Two questions I suppose. One comes from a test I recently took that I didn't quite get/understand the method I should be using (or even how I should proceed)
Let $f:R^2 \rightarrow R$ s.t $f$ is an element of $C^2$(i.e. continuous first/second partials). Let $h(s,t)=(s+t,s-t)$.
a) Show that $F=f∘h$ is differentiable and its first partials are also differentiable. [Note - no problem here. I got this problem correct. Just putting it here for context]
b) Prove that $D_{1,2}(f∘h)=D_{1,1}(f∘h)-D_{2,2}(f∘h)$
On b I guess I'm just not sure how to proceed.
What I tried to do via playing around with it(though I think I'm wrong about my attempts to think about it):
$f(h(s,t)=f(s+t,s-t)$
$D_1(f∘h)= D_1f*Dh_1+D_2f*D_1h_2 = D_1f+D_2f$
$D_{1,1}(f∘h)=...$
I wrote something for this but it was pointed out that it had to be wrong...I'm not sure if I can evaluate $D_1f+D_2f$ further but someone made me think so. So atm, I'm just confused on how to proceed. [I decided to make something separate for the other question so nevermind on the second question].

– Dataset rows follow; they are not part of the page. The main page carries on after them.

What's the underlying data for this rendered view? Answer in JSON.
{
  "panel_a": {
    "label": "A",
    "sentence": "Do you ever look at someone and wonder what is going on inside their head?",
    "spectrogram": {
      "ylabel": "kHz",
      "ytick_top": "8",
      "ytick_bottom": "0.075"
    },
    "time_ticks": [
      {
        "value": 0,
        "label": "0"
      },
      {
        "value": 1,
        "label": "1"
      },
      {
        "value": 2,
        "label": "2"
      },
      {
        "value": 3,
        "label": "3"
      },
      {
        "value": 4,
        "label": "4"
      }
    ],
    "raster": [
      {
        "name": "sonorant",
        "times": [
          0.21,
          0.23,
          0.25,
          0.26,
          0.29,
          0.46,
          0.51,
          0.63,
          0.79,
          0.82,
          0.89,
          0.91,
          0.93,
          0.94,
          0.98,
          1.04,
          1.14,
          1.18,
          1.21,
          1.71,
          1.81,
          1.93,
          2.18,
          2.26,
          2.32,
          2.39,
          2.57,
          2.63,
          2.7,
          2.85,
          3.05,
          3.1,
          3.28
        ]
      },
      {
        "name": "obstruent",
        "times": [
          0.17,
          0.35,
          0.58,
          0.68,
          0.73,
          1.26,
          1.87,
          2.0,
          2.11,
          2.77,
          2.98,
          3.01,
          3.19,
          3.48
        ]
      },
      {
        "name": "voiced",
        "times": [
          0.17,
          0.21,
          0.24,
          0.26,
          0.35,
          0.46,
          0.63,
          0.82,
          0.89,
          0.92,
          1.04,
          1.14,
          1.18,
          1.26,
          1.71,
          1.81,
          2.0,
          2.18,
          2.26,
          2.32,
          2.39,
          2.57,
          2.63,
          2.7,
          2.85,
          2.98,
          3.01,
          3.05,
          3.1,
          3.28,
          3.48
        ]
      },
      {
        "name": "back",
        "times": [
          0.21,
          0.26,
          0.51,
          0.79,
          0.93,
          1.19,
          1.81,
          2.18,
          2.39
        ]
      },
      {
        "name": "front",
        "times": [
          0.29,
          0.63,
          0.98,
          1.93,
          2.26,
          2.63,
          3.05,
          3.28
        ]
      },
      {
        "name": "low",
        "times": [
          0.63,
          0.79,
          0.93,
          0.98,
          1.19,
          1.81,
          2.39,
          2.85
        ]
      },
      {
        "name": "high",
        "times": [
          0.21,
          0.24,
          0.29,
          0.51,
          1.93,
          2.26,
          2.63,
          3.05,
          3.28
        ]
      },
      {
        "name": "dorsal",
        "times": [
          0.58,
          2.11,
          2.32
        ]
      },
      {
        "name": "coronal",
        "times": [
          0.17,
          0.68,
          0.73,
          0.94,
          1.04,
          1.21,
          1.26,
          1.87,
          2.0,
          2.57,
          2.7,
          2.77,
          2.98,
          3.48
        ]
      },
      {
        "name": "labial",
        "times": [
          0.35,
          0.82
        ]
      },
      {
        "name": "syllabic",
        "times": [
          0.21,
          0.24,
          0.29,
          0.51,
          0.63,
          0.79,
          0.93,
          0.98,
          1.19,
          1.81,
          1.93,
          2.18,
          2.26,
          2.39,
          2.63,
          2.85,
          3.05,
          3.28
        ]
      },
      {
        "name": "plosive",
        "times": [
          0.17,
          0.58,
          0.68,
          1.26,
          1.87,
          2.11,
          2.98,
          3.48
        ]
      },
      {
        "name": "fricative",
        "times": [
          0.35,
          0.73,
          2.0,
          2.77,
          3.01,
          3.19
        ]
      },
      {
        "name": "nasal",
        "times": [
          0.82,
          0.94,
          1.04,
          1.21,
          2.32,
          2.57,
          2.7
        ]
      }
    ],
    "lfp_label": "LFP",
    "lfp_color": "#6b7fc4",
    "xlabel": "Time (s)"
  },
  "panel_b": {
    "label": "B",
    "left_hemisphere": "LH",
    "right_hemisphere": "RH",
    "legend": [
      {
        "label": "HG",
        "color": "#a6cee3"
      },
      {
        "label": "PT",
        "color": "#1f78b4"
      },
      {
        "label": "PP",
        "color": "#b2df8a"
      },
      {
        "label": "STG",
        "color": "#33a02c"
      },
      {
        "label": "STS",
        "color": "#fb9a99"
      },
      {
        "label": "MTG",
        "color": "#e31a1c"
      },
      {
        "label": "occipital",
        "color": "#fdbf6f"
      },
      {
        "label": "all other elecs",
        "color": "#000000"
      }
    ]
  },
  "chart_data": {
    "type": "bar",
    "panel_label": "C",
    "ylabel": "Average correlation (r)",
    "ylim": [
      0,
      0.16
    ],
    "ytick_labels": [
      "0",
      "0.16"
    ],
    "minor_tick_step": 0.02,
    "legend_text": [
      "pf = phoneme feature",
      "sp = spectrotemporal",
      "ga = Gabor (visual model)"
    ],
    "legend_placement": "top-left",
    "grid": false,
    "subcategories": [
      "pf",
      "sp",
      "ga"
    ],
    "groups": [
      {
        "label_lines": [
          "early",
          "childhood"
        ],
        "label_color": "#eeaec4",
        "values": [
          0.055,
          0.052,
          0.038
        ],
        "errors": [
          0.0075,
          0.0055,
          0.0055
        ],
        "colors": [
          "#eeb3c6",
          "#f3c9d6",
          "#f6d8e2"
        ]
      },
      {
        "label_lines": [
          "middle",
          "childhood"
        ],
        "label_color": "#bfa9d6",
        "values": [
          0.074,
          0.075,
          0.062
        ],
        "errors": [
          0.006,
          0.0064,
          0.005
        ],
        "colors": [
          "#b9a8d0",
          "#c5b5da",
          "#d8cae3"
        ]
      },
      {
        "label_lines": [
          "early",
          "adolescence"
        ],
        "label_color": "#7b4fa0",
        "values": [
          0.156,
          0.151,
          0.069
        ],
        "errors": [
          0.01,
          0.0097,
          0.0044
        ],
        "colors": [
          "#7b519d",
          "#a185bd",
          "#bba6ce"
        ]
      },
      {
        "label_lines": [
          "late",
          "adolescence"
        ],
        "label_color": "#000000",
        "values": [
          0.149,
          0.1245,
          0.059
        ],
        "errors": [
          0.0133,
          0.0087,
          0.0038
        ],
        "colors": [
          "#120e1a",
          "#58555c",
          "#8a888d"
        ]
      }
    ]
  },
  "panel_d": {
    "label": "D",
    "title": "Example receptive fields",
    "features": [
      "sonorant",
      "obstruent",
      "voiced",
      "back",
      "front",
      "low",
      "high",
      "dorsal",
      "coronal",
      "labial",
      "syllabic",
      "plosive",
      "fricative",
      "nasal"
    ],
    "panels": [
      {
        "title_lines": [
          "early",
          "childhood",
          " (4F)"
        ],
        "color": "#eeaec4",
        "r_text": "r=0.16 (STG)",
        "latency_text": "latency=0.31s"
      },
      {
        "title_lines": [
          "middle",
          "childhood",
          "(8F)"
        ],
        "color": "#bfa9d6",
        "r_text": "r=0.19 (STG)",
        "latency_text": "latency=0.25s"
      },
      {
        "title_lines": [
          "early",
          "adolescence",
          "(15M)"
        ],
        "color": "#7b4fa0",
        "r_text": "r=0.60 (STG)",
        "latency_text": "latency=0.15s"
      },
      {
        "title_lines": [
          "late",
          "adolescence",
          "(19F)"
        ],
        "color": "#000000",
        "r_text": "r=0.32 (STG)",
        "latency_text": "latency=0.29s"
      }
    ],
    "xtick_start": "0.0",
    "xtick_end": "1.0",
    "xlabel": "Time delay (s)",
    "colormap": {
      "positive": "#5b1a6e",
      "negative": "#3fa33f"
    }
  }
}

EDIT: With a prompt elsewhere, I may have found a way forward that I wasn't considering. The test question asked me for $D_{1,2}(f∘h)=D_{1,1}(f∘h)-D_{2,2}(f∘h)$
My initial thought was to calculate $D_{1,1}(f∘h)-D_{2,2}(f∘h)$ and set it equal to the LHS to tease the proof out by some difference. Instead I went ahead with a direct route:
$D_{2}F=D_{1}fD_{2}h+D_{2}fD_{2}=D_{1}f-D_{2}f$
Then:
$D_{1,2}F=(D_{1,1}f-D_{2,1}h)+(D_{2,1}f-D_{2,2}f$)
Since F is an element of C^2(R^2) => $D_{1,2}f=D_{2,1}f$
Then $D_{1,2}F=D_{1,1}-D_{2,2}f$
which implies:
$D_{1,2}(f∘h)=D_{1,1}(f∘h)-D_{2,2}(f∘h)$
So, I may or may not have it figured out... depending if there is a mistake in my logic.